I paid $49 for Scrivener, I think, which is about £30 in proper money. I don't see that as much of an outlay seeing as I've been using it since 2010 and all the upgrades are free - some substantial, and feel bewildered when people say it's too costly (and I'm hardly pulling fivers out my <beep> these days, either).

The reason I swear by Scrivener is it allows me to pack all my research, photos, notes and actual prose into the same project, and tons of features that can make navigating your WIP a breeze.

for example;
Colour Coded POV
Screen Shot 2015-06-03 at 18.36.35.png

Corkboard planner cards
Screen Shot 2015-06-03 at 18.37.34.png

But I have the mind of a flibbertigibbert so focusing on using Word would be a struggle for me. My only gripe is that I travel a lot for work and like to write on the train on my iPad. Scrivener have not released the much-awaited (and begged for) iPad app which is apparently coming this Summer, so I use Pages.

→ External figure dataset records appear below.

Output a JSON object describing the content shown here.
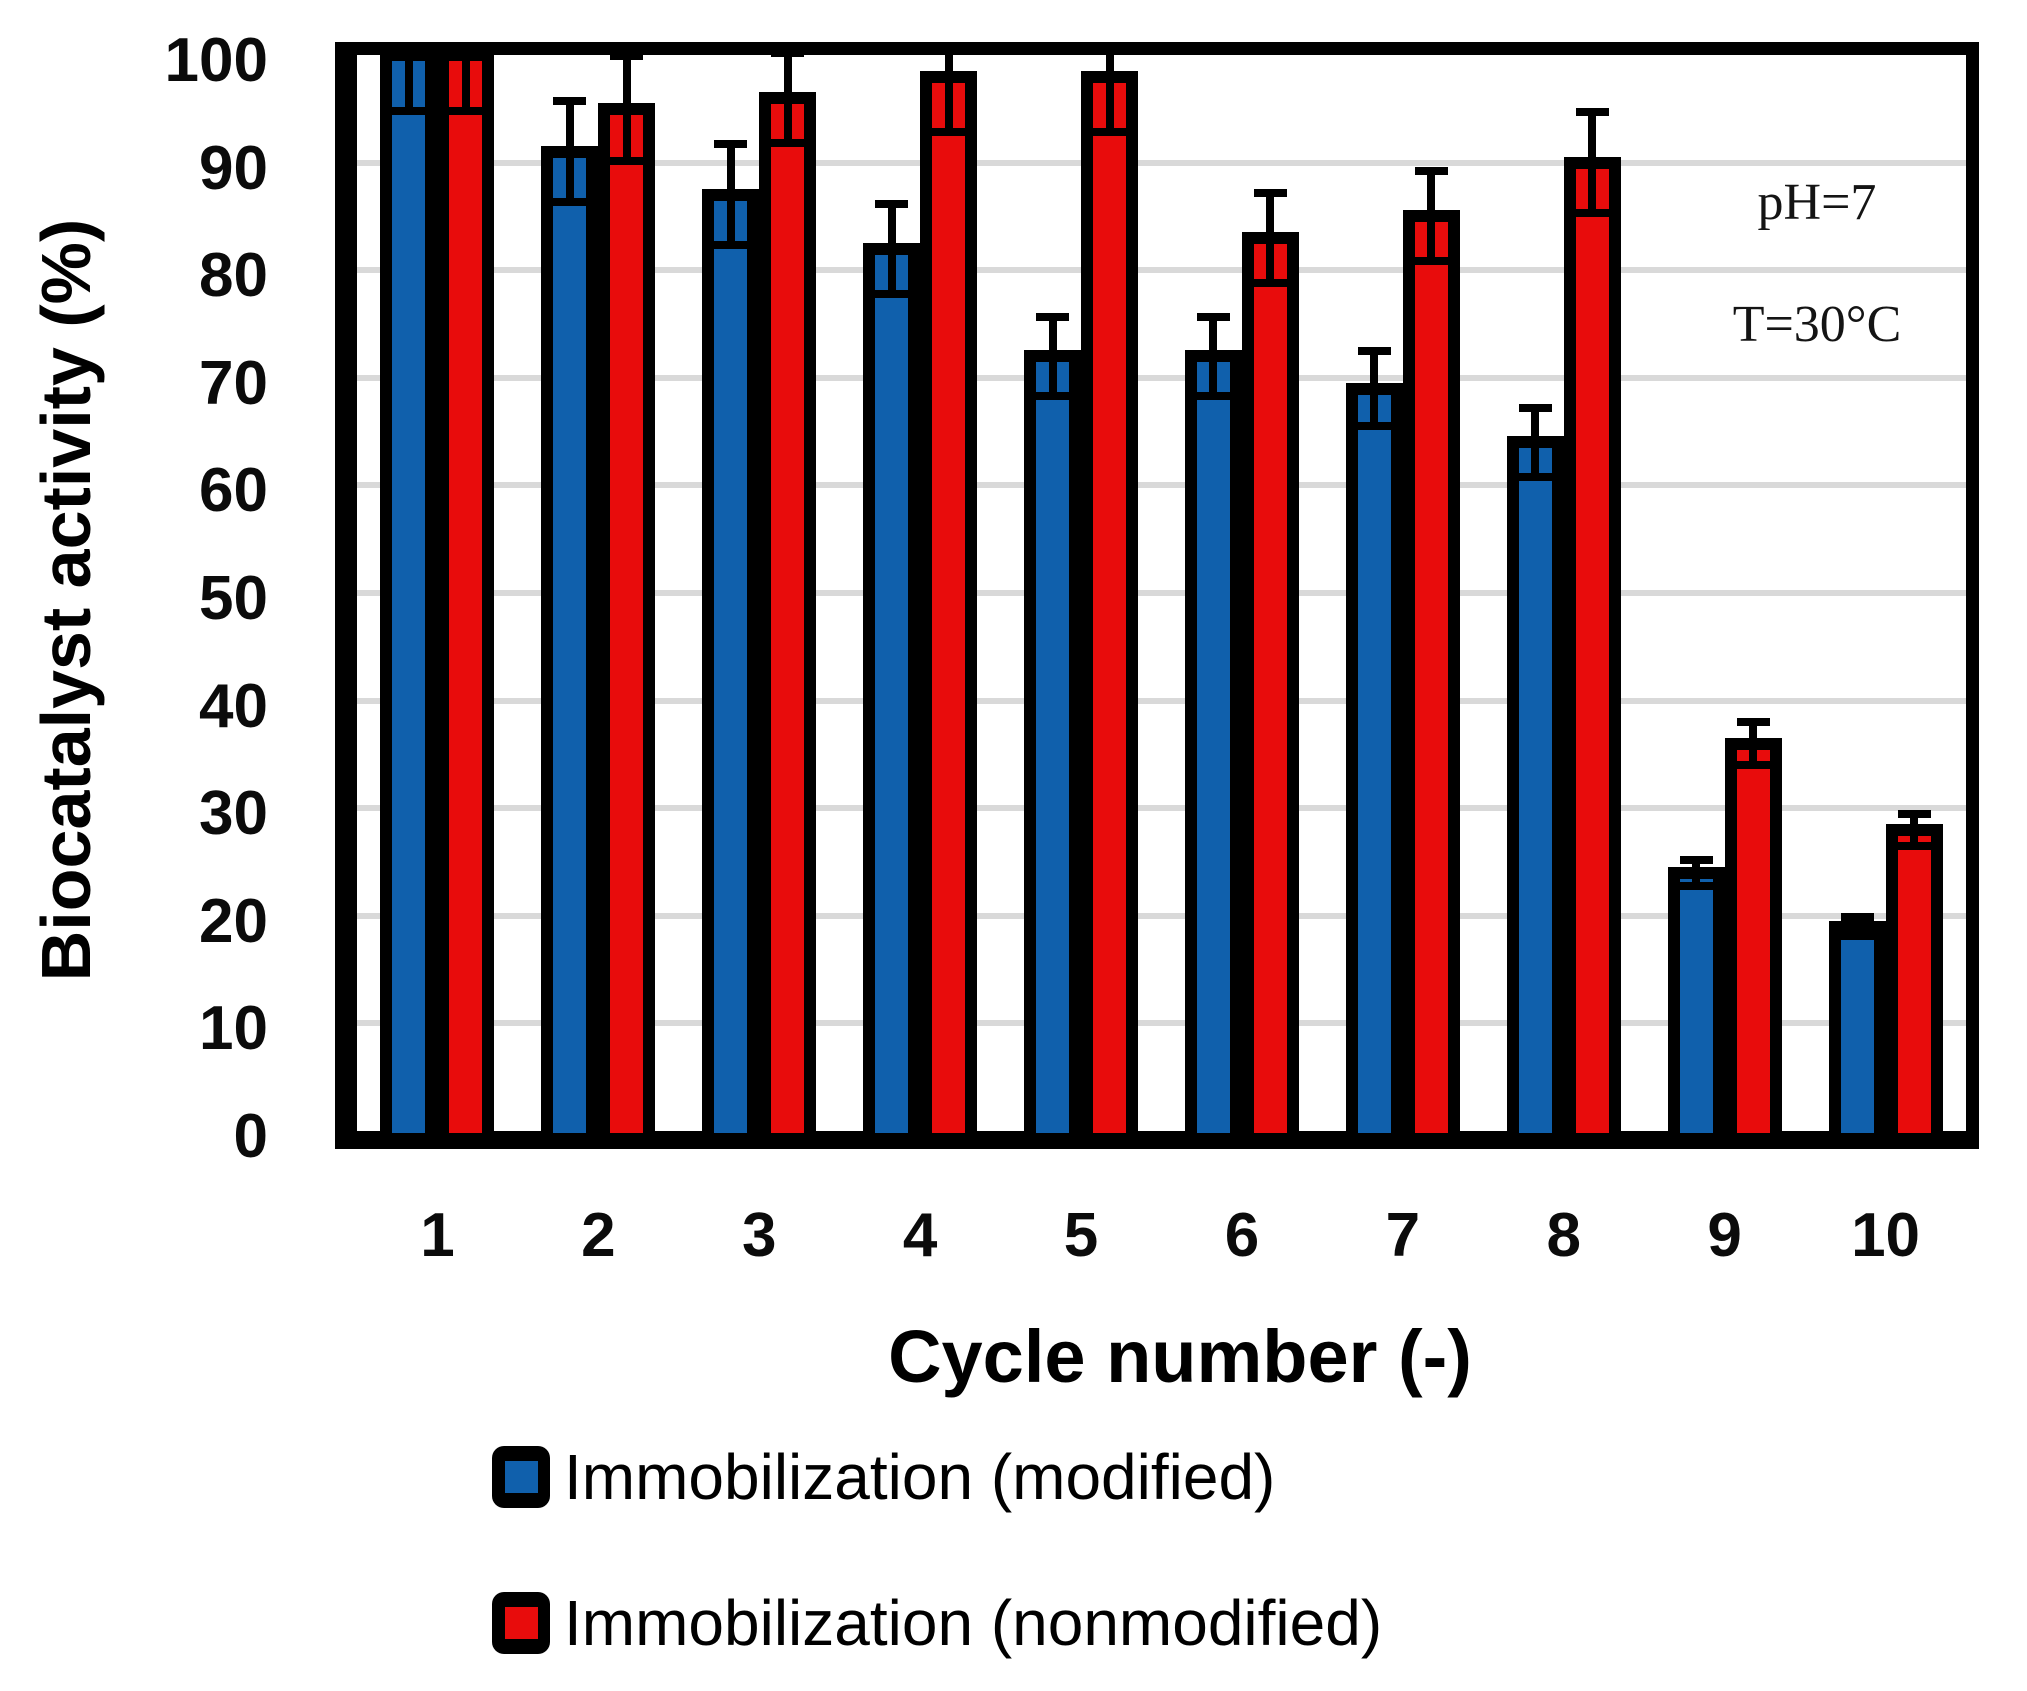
{
  "annotations": {
    "ph": "pH=7",
    "temperature": "T=30°C"
  },
  "legend": {
    "modified_label": "Immobilization (modified)",
    "nonmodified_label": "Immobilization (nonmodified)"
  },
  "colors": {
    "modified_fill": "#1060AC",
    "nonmodified_fill": "#E80C0C",
    "bar_outline": "#000000",
    "gridline": "#D9D9D9"
  },
  "chart_data": {
    "type": "bar",
    "title": "",
    "xlabel": "Cycle number (-)",
    "ylabel": "Biocatalyst activity (%)",
    "categories": [
      "1",
      "2",
      "3",
      "4",
      "5",
      "6",
      "7",
      "8",
      "9",
      "10"
    ],
    "yticks": [
      100,
      90,
      80,
      70,
      60,
      50,
      40,
      30,
      20,
      10,
      0
    ],
    "ylim": [
      0,
      100
    ],
    "grid": true,
    "legend_position": "bottom",
    "series": [
      {
        "name": "Immobilization (modified)",
        "color": "#1060AC",
        "values": [
          100,
          91,
          87,
          82,
          72,
          72,
          69,
          64,
          24,
          19
        ],
        "errors": [
          5,
          4.5,
          4.5,
          4,
          3.5,
          3.5,
          3.3,
          3,
          1,
          0.7
        ]
      },
      {
        "name": "Immobilization (nonmodified)",
        "color": "#E80C0C",
        "values": [
          100,
          95,
          96,
          98,
          98,
          83,
          85,
          90,
          36,
          28
        ],
        "errors": [
          5,
          4.7,
          4,
          5,
          5,
          4,
          4,
          4.5,
          1.8,
          1.3
        ]
      }
    ]
  }
}
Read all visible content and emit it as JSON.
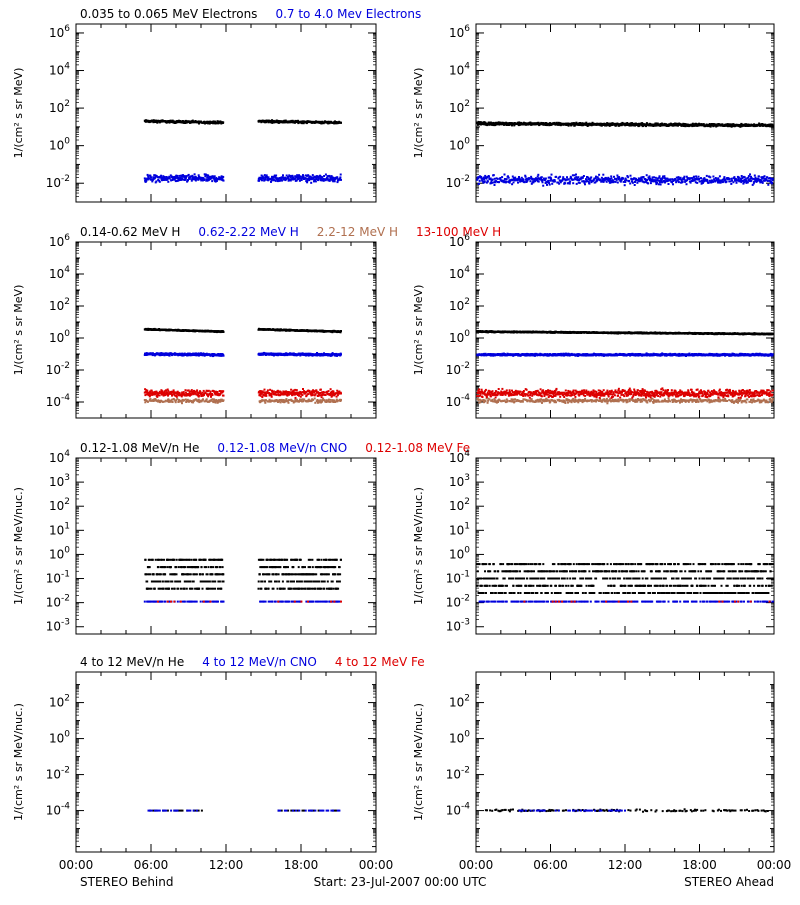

It's a hot mess to sync with iTunes, so I tend to just email the page document to my mac and then copy-paste to Scrivener.

pH
 
LibreOffice/OpenOffice is wonderful as it ports easily between the home PC & the writing netbook with no difficulty, and also allows mark-ups, changes, and other editing including use of Microsoft documents. full of win. it's all i use, to be honest.
 
Word. I got Scrivener but I couldn't work out what it offered that I didn't already have with Word.
 
@AnyaKimlin
/me has visions of you chucking manuscripts you are disgusted with into the fire. Meanwhile I can't find the door of my library due to all the version histories. The evils of having been a programmer.
 
I had to TYPE my weekly report on a mechanical typewriter in the BBC. By 1981 I had a computer, screen editor, disk drives and printer.
since last year, I don't need the printer, (gave kindle paperwhite to wife and got a 9.7" Kindle DXG. Fab proof print gadget!). Last time I seriously hand wrote a story was one about accidental creation of an AI on a spaceship, in 1971, for a school SF essay competition. A guy who wanted to become an astronomer won it with one of the few time travel stories I ever thought much good. I was good and had the characteristic clever twist in the tail / tale on the last line that made you smile, though I can't remember what it was.